Imaginez vous, que quelqu’un à qui vous tendez la main. Vous dise cela.

Je vous invite a réaliser la méchanceté contenue dans ces mots.

Qu’une personne se permette de vous dire que  vous êtes sale.

Un homme qui se permettrait d’en agresser un autre, de cette façon, dans la rue, aurait toutes les chances de ne pas pouvoir repartir sans dommage physique.

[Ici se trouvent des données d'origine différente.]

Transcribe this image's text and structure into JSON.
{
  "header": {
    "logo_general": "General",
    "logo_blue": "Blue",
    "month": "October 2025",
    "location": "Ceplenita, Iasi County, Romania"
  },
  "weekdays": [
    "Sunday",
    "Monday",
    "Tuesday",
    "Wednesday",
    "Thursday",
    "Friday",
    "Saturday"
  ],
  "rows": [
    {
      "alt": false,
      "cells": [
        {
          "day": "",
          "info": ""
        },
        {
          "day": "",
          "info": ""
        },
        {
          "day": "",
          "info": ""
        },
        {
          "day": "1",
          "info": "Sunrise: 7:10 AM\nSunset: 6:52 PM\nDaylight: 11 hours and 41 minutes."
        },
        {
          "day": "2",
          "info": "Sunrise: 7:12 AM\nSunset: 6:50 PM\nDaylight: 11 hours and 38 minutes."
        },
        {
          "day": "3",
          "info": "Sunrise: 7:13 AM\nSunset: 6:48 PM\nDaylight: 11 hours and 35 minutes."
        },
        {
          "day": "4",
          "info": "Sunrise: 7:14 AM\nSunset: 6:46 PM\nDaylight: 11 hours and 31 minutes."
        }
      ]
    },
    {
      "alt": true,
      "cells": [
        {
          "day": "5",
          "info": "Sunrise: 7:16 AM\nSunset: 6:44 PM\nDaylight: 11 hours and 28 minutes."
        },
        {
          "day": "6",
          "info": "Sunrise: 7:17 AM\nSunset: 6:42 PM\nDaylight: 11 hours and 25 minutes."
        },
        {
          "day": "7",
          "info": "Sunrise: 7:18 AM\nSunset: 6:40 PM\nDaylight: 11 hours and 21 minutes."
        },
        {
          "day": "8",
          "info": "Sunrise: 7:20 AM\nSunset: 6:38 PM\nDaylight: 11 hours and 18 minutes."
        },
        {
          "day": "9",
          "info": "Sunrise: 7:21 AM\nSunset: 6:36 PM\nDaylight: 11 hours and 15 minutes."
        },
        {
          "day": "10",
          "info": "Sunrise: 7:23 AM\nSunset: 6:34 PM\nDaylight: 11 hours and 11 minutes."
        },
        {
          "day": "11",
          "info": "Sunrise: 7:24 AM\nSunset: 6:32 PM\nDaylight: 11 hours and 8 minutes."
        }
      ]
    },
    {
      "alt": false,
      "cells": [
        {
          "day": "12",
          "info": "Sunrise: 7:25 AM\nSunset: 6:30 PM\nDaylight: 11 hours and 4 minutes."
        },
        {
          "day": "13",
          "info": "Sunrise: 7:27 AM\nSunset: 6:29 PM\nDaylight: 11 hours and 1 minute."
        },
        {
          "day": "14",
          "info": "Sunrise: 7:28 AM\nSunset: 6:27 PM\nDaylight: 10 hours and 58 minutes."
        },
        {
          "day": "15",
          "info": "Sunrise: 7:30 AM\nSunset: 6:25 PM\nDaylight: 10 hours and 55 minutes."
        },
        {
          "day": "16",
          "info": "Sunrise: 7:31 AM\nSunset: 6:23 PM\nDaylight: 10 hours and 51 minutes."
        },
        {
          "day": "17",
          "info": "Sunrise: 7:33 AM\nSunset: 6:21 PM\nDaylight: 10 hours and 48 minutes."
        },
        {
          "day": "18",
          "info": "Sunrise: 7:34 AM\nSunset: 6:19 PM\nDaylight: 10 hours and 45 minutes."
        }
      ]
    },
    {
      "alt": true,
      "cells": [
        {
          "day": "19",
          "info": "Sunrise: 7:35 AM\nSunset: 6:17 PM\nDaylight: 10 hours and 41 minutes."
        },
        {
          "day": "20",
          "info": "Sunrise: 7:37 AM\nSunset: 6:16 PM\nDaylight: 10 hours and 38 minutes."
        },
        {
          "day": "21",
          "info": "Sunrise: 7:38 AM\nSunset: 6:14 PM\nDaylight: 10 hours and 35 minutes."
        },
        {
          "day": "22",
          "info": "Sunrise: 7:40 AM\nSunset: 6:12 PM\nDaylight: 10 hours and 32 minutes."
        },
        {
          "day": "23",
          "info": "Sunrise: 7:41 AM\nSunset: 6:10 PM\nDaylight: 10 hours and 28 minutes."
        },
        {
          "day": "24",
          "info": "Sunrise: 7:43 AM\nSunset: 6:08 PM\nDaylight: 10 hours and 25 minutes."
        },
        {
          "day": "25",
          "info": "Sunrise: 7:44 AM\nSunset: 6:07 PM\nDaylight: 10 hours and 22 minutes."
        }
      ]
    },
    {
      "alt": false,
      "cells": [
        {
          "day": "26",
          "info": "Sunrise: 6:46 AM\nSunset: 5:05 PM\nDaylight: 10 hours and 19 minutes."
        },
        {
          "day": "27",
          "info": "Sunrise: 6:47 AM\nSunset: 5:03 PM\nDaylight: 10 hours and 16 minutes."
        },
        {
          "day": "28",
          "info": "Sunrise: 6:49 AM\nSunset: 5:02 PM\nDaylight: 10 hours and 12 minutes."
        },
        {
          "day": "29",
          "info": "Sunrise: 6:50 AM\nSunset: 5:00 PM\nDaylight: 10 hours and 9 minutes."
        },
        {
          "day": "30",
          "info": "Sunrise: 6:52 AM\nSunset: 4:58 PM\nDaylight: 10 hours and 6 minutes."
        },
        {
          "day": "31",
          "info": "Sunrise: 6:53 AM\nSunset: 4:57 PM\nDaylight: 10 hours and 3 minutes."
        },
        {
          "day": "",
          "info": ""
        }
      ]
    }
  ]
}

J’ai vu la vidéo sur le net. La réponse du Président, l’expression de son visage sont une interrogation. Il est en réalité sonné par cette agressivité. Il est surpris d’entendre cela d’une personne se trouvant dans la foule venue  pour l’accueillir.

Les propos que tient le Président sont pratiquement inaudibles. Il avait véritablement accusé le coup.

Je réalise que c’est le Président de la République Française qui s’est fait agresser de cette façon et cela me révolte. Je réaliese que c’est un homme qui s’est fait insulter et cela m'insupporte.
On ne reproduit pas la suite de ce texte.